The caveats of contact tracing help rule certain locations out, she said.

"With schools and workplaces, contact tracing is pretty easy because we know where the students are, we know their desk assignments, who's working when and where," Gonzalez said. "When it comes to restaurants and bars, it's more complicated, especially with bars because people are typically standing up, they're close to one another, passing by one another, so that's the rationale that we've been given from the state level."

Digital contact tracing streamlined?

It also comes down to record-keeping, and – as Pritkzer said Wednesday in his daily COVID-19 news conference – not all health departments keep record in the same way.

In an effort to streamline the contact tracing data across Illinois for the state's 97 public health departments, IDPH has implemented a new digital database called Salesforce, a digital patient management platform which allows individual departments to input tracing data.

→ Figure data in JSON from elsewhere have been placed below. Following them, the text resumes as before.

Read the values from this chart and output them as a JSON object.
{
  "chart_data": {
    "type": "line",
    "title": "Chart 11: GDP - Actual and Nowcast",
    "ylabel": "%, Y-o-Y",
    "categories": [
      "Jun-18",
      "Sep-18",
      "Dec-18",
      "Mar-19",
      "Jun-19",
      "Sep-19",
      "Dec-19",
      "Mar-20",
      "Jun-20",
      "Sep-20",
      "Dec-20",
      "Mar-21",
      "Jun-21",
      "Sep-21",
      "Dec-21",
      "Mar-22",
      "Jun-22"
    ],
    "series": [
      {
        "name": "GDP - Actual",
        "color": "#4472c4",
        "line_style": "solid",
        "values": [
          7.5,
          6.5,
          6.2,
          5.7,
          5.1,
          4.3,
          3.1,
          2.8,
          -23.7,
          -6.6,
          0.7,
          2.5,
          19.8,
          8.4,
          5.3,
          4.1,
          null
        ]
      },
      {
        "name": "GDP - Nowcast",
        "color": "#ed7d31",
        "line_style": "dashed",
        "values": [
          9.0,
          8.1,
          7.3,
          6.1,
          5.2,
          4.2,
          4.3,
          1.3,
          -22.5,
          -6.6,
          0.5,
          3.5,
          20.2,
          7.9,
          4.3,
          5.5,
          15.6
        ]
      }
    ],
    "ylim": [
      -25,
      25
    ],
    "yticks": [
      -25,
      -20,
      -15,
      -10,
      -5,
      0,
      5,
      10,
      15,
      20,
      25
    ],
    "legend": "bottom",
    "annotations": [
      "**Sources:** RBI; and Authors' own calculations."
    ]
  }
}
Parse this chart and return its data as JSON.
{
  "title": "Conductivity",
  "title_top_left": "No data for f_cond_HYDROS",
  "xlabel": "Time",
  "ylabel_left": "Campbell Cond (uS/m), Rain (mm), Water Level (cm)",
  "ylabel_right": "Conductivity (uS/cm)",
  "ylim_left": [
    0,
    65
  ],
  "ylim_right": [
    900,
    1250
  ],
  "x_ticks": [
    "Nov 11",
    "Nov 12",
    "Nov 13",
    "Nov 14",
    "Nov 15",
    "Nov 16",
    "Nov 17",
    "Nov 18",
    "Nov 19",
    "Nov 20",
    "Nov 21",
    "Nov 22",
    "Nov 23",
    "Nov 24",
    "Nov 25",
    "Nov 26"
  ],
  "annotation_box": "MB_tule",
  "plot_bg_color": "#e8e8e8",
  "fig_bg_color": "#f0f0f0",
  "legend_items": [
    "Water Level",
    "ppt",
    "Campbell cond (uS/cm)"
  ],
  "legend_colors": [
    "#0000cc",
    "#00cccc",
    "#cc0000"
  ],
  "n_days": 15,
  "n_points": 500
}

"We have 97 local public health departments in IL, some are more technically proficient," Pritzker said Wednesday. "It's taken us some time to get those health departments working on same system."

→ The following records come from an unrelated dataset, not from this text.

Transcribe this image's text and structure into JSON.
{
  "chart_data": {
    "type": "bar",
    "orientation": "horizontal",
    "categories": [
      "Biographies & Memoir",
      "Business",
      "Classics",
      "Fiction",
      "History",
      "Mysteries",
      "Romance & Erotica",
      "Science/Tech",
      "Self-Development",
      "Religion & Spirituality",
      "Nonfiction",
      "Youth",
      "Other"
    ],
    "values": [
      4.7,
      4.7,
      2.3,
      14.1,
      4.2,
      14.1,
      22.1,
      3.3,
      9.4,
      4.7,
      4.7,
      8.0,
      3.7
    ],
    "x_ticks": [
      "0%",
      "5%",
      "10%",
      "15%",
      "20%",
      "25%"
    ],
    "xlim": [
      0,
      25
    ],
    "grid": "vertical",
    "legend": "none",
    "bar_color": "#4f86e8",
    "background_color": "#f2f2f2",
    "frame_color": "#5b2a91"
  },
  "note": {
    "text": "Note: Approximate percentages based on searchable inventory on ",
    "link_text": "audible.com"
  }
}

Using Salesforce also is a stipulation of the $2.8 million grant the DeKalb County Health Department received from IDPH in July to help with pandemic response efforts, which also helped them hire 10 contact tracers to conduct case investigations, some additional staff to help with restaurant and bar inspections, track complaints and conduct enforcement.

Historically, their process has been paper and pen, Gonzalez said. So it will take time to aggregate that data onto a digital system.

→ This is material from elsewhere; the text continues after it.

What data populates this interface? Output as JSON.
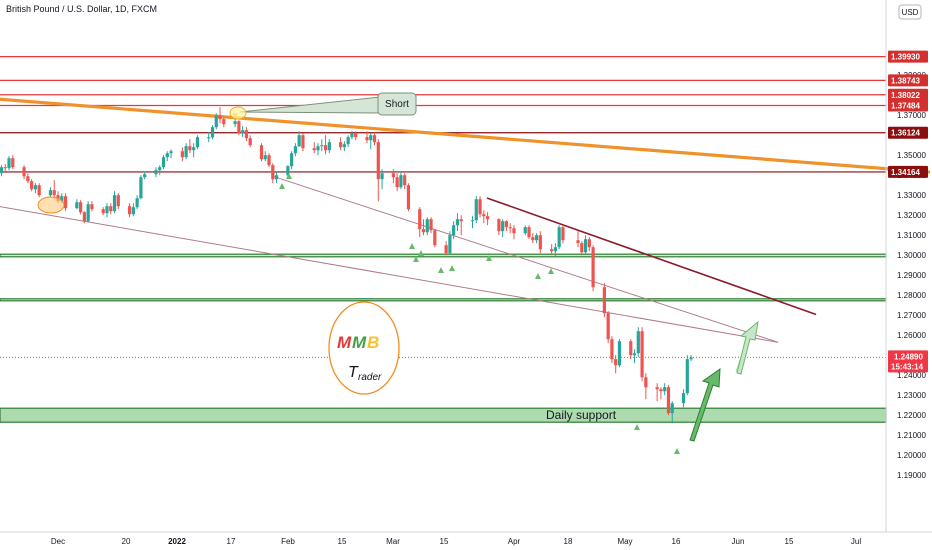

"At the beginning of the pandemic, our case investigation and contact tracing were primarily done via paper," Gonzalez said. "We've been doing case investigation for a very long time in public health – everything from chlamydia and gonorrhea to tuberculosis. Any communicable disease, you name it."

In July, the state rolled out Salesforce, which helps automate that process.

"Right now, we're doing a combination of paper and Salesforce," she said. "Once we get everybody using it regularly and frequently, we think that it will give us really good data come out if it."

What does it look like now?

If you were to look at contact tracing data in the DeKalb County's Salesforce database, it may not reflect the truth, Gonzalez said.

"For example, we know that staff have worked really hard, in fact seven days a week, to do contact tracing, every single positive case that comes into our system," Gonzalez said. "But because we've been using this hybrid model, the reports coming out of this system, they don't reflect that at all. In fact, our numbers don't look that hot because quite frankly we're using this hybrid system."

Gonzalez said she hopes "within a few months" that numbers for contact tracing data in Salesforce will more accurately reflect the real data contact tracers are seeing locally. She said the data will break down cases by industry.

In his press conference Wednesday, Pritzker said the IDPH will begin posting outbreak and exposure data early next week – exposure data being mostly a product of contact tracing, and outbreak data which will show places where two or more COVID-19 cases proven directly connected to each other occurred, whether in a school, public place, or, even a restaurant.

Does Gonzalez think it will be easier to enforce mitigations, justify the efforts to business owners or public outcry over loss of livelihood whenever that data is ready to be handed over?

"Yes, I think that's probably the case," Gonzalez said. "Obviously with more data, you have more justification for your decision making. However, the state's data is still data. It may not be 100% comprehensive, but it is a sample of what we're looking at, so I would assume that our data would likely look very similar."